The most unusual deaths
"Draco, an Athenian lawmaker, was reportedly smothered to death by gifts of cloaks and hats showered upon him by appreciative citizens at a theatre on Aegina."
"Well sh!t"
- sifsand
"I thought everyone in ancient Athens wore togas, what type of cloaks and hats are we even talking about here? Are they special 'congratulating important politician' clothes that they only carried around for ceremonial purposes?"
The most bizarre soccer match
"That time when two soccer teams realized that it would be advantageous to score an own goal. Both teams wind up trying to defend each other's goals. Chaos ensues."
"It came about from bizarre tournament rules that gave teams a two-goal margin of victory should they win in sudden death overtime."

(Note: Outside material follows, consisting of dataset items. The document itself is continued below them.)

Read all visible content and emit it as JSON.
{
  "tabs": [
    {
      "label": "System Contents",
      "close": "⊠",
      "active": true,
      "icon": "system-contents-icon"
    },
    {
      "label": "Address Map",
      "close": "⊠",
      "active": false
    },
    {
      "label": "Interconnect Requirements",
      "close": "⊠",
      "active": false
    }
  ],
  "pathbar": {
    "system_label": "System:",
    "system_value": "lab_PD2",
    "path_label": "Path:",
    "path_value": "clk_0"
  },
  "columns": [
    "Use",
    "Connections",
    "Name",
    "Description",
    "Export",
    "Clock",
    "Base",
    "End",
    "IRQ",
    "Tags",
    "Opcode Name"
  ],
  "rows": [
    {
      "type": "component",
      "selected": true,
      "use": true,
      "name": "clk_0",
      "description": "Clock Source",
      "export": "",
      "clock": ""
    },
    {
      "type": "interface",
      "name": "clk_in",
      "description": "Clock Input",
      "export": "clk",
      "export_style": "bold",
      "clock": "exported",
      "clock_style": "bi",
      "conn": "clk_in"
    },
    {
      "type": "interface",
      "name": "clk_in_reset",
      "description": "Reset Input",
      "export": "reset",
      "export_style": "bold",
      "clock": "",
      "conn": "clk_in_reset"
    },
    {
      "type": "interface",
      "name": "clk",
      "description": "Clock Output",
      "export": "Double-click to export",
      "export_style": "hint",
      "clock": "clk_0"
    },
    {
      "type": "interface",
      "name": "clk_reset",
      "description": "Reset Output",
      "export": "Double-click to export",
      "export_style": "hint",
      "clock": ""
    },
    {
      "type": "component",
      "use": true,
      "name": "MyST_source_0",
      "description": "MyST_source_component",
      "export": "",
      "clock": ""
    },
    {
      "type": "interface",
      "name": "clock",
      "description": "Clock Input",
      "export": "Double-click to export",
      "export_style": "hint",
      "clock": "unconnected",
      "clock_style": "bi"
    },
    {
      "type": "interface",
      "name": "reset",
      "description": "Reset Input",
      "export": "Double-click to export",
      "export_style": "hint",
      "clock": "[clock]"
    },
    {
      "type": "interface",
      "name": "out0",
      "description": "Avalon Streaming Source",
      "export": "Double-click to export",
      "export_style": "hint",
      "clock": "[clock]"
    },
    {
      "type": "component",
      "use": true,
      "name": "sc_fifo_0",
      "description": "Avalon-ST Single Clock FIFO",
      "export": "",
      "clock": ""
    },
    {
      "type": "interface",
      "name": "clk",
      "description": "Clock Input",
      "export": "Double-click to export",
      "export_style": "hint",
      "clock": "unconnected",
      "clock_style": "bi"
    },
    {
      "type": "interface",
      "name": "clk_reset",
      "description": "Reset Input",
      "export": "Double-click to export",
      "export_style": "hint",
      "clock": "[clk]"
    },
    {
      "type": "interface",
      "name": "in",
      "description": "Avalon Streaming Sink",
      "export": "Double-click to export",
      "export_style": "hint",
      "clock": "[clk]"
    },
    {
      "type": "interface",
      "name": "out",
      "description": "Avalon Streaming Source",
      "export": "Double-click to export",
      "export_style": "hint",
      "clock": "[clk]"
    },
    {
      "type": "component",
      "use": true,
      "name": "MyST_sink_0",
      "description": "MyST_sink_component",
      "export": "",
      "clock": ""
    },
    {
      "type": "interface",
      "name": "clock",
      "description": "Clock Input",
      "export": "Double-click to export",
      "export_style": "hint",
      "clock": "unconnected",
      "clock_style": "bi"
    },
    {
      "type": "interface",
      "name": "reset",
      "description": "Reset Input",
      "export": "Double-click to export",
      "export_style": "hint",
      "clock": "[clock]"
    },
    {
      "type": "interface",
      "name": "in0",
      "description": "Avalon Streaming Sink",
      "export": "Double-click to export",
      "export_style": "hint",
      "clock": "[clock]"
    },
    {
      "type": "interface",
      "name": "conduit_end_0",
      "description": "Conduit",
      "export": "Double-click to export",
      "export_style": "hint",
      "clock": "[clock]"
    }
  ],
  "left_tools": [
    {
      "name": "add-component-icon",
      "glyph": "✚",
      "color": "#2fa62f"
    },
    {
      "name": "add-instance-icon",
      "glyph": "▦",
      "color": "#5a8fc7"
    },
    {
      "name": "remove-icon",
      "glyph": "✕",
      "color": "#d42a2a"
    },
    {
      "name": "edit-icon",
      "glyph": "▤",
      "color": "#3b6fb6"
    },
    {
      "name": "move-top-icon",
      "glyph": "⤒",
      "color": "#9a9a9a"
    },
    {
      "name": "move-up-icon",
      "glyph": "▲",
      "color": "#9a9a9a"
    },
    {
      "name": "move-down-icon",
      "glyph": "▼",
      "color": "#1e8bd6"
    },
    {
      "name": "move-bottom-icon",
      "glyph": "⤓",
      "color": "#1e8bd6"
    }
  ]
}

"It wasn't that both teams needed to score an own goal (that would've been funny, but not that bad as they basically just flip the field). Instead, at different points in the game it was advantageous for both teams (one after the other) to score an own goal. The first own goal was just to tie the game. In the second, the other team needed to either score a goal or an own goal. Either option would give them the result they needed (a win or a loss by exactly 1 point), so for a few minutes at the end of regular time the opposing team was defending both goals at the same time."
More impressive than weird
"The Austrian Dieter Macek made a family tree of the whole Greek mythology. It includes 5771 gods and heroes. The genealogy is 73m/240ft long and he spent 33 years of private efforts on it."
"the Wikipedia article (only available in German)"
"a panorama shot of the poster"
"the whole family tree digitally"
- ZieII
Giving 'interior decorating' a new meaning
"Skulls and bones that constitute the interior decorations of a Czech ossuary"
"The ossuary is estimated to contain the skeletons of between 40,000 and 70,000 people, whose bones have, in many cases, been artistically arranged to form decorations and furnishings for the chapel."
"Here's an article"
These articles are all over the map, but what a lesson learned. That's the beauty of the internet.